Nelson Haley was, however, at the town meeting and spoke in favor of the new school building. Janice had a full report of it afterward from Marty, who squeezed in at the back with several of the other boys and drank in the long and tedious wrangle between the partisans in the school matter.

"And, by jinks!" the boy proclaimed, "lemme tell you, Janice, it looked like the vote was goin' ag'in us till Mr. Haley began to talk. I thought he didn't have much interest in the thing. Nobody thought he did. I heard some of the old fellers cacklin' that 'teacher didn't favor the idee none.'

"But, say! When he got up to talk, he showed 'em. He was sitting alongside of Elder Concannon himself, and the Elder had made a mighty strong speech against increasin' taxes and burdenin' the town for years and years with a school debt.

"But, talk about argument! Mr. Haley sailed inter them old fossils, and made the fur fly, you bet!"

"Oh, Marty! Fur fly from fossils?" chuckled Janice.

"That does sound like a teaser, don't it?" responded her cousin, with a grin. "Just the same, Mr. Haley made 'em all sit up and take notice. He didn't only speak for the schoolhouse, and new methods of teaching, and a graded school; but he took up Elder Concannon's arguments and shot 'em full of holes.

"You ought to have seen the old gentleman's face when Mr. Haley proved that a better-taught generation of scholars would possess an increased earning power and so be better able to take up and pay the school bonds than the present taxpayers.

"Say! the folks cheered! When Mr. Haley sat down, the question was put and the vote went through with a rush. But Elder Concannon and Old Bill Jones, and Mr. Cross Moore, and some of the others, were as mad as they could be."

"Mad at Mr. Haley?" queried Janice, with sudden anxiety.

"You bet! But they can't take the school away from him till the end of the year, as long as he doesn't neglect his work. So Dad says, and he knows."

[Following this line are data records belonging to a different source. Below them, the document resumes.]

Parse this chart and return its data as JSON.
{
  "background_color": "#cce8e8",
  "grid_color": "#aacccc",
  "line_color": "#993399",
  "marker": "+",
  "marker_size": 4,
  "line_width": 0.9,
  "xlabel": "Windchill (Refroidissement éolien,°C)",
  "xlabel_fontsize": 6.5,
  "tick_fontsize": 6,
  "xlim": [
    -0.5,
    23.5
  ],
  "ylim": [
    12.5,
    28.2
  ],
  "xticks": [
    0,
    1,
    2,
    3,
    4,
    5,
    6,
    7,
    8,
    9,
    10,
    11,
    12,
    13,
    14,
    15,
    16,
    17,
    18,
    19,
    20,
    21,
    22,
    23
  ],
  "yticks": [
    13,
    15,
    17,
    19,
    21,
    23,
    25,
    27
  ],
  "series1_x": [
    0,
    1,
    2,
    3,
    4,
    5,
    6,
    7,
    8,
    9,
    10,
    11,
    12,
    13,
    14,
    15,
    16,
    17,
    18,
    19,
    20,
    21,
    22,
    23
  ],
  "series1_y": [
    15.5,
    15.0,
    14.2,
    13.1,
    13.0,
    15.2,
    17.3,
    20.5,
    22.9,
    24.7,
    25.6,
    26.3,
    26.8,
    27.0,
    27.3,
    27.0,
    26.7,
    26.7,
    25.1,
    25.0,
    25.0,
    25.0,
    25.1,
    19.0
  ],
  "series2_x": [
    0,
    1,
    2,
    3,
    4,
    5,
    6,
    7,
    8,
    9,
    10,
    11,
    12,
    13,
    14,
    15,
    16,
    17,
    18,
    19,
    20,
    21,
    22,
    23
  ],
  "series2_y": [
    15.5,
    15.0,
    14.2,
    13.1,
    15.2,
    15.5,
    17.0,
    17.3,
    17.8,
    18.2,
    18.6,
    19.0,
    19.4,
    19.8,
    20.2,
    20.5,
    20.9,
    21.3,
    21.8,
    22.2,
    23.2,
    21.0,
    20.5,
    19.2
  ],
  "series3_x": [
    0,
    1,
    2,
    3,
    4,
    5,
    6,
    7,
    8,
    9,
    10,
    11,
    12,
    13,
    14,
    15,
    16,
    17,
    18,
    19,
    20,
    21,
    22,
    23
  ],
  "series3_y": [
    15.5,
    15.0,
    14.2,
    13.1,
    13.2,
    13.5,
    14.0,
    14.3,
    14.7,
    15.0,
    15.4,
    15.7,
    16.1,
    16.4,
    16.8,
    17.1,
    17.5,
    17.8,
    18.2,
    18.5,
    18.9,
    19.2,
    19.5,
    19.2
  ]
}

Janice was worried. She knew that Nelson Haley had hoped to teach the Poketown school at least two years, so as to get what he called "a stake" for law-school studies. And there were not many ungraded schools in the state that paid as well as Poketown's; for it was a large school.

The furor occasioned by the special town meeting, and the fight for the new school, passed over. A site for the school was secured just off of High Street near the center of the town—a much handier situation for all concerned. The ground would be broken for the cellar as soon as the frost had gone.

The committee appointed at the town meeting to have charge of the building of the school were all in favor of it. There were three of them,—Mr. Massey, the druggist, the proprietor of the Lake View Inn, and Dr. Poole, one of the two medical practitioners in the town. These three were instructed to appoint two others to act with them, and as these two appointees need not be tax-payers, one of them was Nelson Haley, who acted as secretary.

When Janice heard of this, she was delighted. She had not seen the teacher more than to say "how-de-do" since their rather warm discussion before the date of the town meeting. Now she put herself in the way of meeting him where they might have a tete-a-tete.

There were not many social affairs in Poketown for young people. Janice had attended one or two of the parties where boys and girls mingled indiscriminately and played "kissing games," then she refused all such invitations. She was not old enough to expect to be bidden to the few social gatherings held by the more lively class of people in the town.

The church did little outside of the ladies' sewing circle to promote social intercourse in the congregation. So, although the school-teacher might have been invited to a dozen evening entertainments during that winter, Janice did not chance to meet him where they could have a "good, long talk" until the Hammett Twins gave their annual Sugar Camp party.